- The paper identifies that only 1-5% of GPT-2 neurons are universal, exhibiting consistent activation patterns across diverse training seeds.
- Researchers analyzed pairwise activation correlations and weight patterns to classify neurons into distinct families with specific computational roles.
- Findings indicate that universal neurons, such as those influencing token prediction entropy, offer valuable insights for demystifying and optimizing LLM functionality.
Introduction
LLMs such as GPT-2 are increasingly being integrated into applications with widespread impact, thus understanding their internal mechanisms is crucial. The field of mechanistic interpretability often emphasizes the importance of feature as a unit of analysis. This paper explores the hypothesis that certain 'universal neurons'—neurons with highly similar functions across different instances of GPT-2 models—play key roles and that these are tied to interpretability and model functionality.
Universality of Neurons
The paper examines GPT-2 models trained from distinct initial random seeds, analyzing pairwise neuron activation correlations over a large corpus. The key finding is that only 1-5% of neurons are 'universal' showing high correlation across models, which points towards a potential footprint of foundational components within the LLM design. These universal neurons fall into distinct families with specific characteristics influenced by their depth within the network, which correlates with the type of computations they handle.
Functional Roles of Neurons
Beyond activation patterns, the paper presents an exploration of neurons by the weights, revealing distinct and consistent patterns associated with 'functional roles'. Specific insights include the presence of neurons manipulating the entropy of the next token prediction—essentially moderating the model's certainty—and neurons that could increase or decrease attention to specific tokens. Intriguingly, certain neurons operate in antipodal pairs, suggesting the possibility of robust ensembles within the LLM architecture.
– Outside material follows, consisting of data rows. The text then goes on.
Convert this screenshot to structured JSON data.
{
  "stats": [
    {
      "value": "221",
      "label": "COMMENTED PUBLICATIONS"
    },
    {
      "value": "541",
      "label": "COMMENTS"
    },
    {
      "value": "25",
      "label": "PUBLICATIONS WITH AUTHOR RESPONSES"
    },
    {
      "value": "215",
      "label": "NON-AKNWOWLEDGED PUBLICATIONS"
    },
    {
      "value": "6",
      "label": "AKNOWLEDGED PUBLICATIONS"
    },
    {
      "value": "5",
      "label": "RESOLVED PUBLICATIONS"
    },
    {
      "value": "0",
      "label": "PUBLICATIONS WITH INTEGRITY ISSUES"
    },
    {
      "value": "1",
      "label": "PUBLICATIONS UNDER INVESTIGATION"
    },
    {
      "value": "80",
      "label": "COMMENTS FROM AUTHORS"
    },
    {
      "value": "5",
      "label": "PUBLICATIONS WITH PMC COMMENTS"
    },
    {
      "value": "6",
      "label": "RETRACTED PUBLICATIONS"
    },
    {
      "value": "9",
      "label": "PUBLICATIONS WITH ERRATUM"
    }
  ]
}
Discussion and Correlation to Similar Works
The work references extensive related research, comparing universality in LLMs, which provides a backdrop of how this paper extends our comprehension of neural network similarities. Contrasting earlier works that mostly investigated representational similarity, this paper adds another layer by focusing on the consistency of individual neurons' functionalities. This turns the spotlight on a select few neurons that provide clarity and strategy in demystifying the black box of LLMs.
Conclusion
The researchers present that universality can aid in identifying interpretable and mechanically significant components within LLMs. However, only a small fraction of neurons are shown to be universal, suggesting that future interpretability studies might need to focus on subsystems or circuits rather than individual neurons. Despite working with smaller-scale models and within certain constraints, this research paves the way for strategies in analyzing more complex and larger LLMs and provides a framework for leveraging universality in enhancing interpretability.